Figure 6. AtBPC6 forms parallel dimers in planta.

(A–C) Confocal laser scanning microscopy analysis of GFP-/RFP-fusion proteins and mCherry-NLS in transiently co-transformed Nicotiana benthamiana epidermis cells. All proteins localize to the nucleus. GFP fluorescence intensities (D) and RFP-FRET fluorescence intensities (E) under GFP-excitation light. (F) In vivo GFP fluorescence life time measurements of all four possible GFP/RFP protein combinations fused to either the N- or the C-terminus of AtBPC6. BPC6-GFP and BPC6-GFP/mCherry-NLS combinations serve as controls.
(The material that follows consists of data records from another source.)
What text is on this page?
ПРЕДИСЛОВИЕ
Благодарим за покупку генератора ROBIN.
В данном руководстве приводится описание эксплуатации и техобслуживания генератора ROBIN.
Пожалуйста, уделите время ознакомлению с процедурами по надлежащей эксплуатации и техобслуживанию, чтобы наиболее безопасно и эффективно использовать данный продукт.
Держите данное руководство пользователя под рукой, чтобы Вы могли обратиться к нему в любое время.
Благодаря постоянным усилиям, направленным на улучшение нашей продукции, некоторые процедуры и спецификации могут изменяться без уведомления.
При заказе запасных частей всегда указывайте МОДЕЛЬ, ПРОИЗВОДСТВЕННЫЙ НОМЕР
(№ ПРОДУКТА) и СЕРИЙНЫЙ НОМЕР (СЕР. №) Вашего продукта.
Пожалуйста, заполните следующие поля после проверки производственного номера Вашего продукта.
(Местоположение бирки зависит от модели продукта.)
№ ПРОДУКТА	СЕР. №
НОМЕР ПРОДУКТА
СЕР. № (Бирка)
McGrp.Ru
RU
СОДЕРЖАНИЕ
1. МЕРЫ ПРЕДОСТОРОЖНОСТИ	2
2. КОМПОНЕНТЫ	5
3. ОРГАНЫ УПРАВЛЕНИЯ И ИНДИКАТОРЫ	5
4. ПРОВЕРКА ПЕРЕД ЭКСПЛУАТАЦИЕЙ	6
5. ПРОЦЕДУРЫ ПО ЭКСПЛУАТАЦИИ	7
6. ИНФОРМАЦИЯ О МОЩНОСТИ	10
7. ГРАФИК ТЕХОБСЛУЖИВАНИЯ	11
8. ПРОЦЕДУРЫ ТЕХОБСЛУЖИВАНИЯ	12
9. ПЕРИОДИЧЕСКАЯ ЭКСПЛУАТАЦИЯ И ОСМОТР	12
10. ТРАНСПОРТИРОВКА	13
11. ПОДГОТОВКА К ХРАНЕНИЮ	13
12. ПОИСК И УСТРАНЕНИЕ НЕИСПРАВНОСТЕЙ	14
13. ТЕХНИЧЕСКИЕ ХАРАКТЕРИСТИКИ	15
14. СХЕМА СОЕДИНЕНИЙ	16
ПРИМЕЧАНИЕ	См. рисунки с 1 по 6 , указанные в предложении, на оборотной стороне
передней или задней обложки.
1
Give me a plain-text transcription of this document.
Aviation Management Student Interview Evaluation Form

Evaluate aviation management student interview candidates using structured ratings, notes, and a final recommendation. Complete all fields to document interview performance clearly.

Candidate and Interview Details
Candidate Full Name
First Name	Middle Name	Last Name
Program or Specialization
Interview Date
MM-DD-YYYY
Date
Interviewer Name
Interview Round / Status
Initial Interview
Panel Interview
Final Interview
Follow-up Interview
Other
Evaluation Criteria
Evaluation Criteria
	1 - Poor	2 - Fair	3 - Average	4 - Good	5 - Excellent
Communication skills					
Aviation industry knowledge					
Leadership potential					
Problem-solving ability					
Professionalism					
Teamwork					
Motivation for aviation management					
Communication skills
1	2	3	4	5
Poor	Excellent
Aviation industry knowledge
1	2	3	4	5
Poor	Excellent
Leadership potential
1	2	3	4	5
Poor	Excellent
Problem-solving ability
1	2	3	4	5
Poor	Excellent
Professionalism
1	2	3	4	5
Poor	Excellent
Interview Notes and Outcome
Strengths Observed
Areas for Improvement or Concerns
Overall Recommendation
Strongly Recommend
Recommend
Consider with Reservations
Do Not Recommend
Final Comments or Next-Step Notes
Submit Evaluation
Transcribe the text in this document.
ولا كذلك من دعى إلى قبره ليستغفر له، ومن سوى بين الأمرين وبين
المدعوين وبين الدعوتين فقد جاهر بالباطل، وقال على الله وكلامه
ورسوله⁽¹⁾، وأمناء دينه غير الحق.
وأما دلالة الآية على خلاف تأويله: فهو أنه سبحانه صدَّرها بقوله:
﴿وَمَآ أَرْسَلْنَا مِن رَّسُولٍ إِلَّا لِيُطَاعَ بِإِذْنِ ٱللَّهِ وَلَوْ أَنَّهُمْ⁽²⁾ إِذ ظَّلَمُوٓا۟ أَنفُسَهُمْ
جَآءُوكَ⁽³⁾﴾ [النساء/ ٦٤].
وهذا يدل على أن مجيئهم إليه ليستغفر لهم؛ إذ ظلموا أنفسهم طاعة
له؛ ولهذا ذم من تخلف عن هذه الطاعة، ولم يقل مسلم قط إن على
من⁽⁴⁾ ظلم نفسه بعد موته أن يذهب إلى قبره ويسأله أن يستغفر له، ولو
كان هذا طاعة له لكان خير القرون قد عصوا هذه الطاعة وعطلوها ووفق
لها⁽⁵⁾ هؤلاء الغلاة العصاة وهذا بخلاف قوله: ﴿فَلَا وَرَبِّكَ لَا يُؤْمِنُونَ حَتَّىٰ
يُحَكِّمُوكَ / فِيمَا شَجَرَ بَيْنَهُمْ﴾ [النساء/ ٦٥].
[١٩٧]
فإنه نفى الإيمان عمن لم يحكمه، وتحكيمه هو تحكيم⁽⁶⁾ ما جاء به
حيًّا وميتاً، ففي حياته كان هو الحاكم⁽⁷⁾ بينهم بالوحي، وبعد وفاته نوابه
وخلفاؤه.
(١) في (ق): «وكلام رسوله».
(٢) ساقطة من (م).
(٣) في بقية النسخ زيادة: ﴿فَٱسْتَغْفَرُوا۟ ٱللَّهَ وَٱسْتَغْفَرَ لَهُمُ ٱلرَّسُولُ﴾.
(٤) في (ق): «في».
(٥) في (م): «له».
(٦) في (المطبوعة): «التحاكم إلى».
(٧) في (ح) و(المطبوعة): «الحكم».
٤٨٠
Pictographs (right hand side) display the only possible zipper orientations that are in accordance with the GFP fluorescence life time measurements.

While strong GFP-fluorescence was recorded for all transformed cells (Figure 6 D), under GFP-excitation light RFP-FRET-fluorescence could only be measured for BPC6-GFP/BPC6-RFP (Figure 6 E) or GFP-BPC6/RFP-BPC6 co-transformed cells (data not shown). These findings are already a strong indication that parallel AtBPC6 dimers are formed in planta.

An antiparallel orientation of the zipper would arrange the chromoproteins for BPC6-GFP/BPC6-RFP (both fusions at the C-terminus) further apart than those for GFP-BPC6/RFP-BPC6 (both fusions at the N-erminus). We, therefore, analyzed the lifetime of GFP-fluorescence, which provides information about the physical and chemical environment of the chromoprotein. The closer RFP (FRET-acceptor) localized to GFP, the more decrease of the GFP-lifetime will be seen. The measurements revealed significant differences (p<0.01) for all co-transformed cells compared to the control transformations (Figure 6 F). The combinations BPC6-GFP/BPC6-RFP and GFP-BPC6/RFP-BPC6 displayed strongest decrease in GFP-lifetime. The values for the two co-transformations did not differ significantly between the two samples. Hence, this data can only be explained by a parallel orientation of the helices.

Consistently, the combinations BPC6-GFP/RFP-BPC6 and GFP-BPC6/BPC6-RFP exhibited a much lower affect on the GFP-lifetime (Figure 6 F). We expected the strongest GFP-lifetime decrease for these later combinations for antiparallel topology of the AtBPC6 Alanine zipper.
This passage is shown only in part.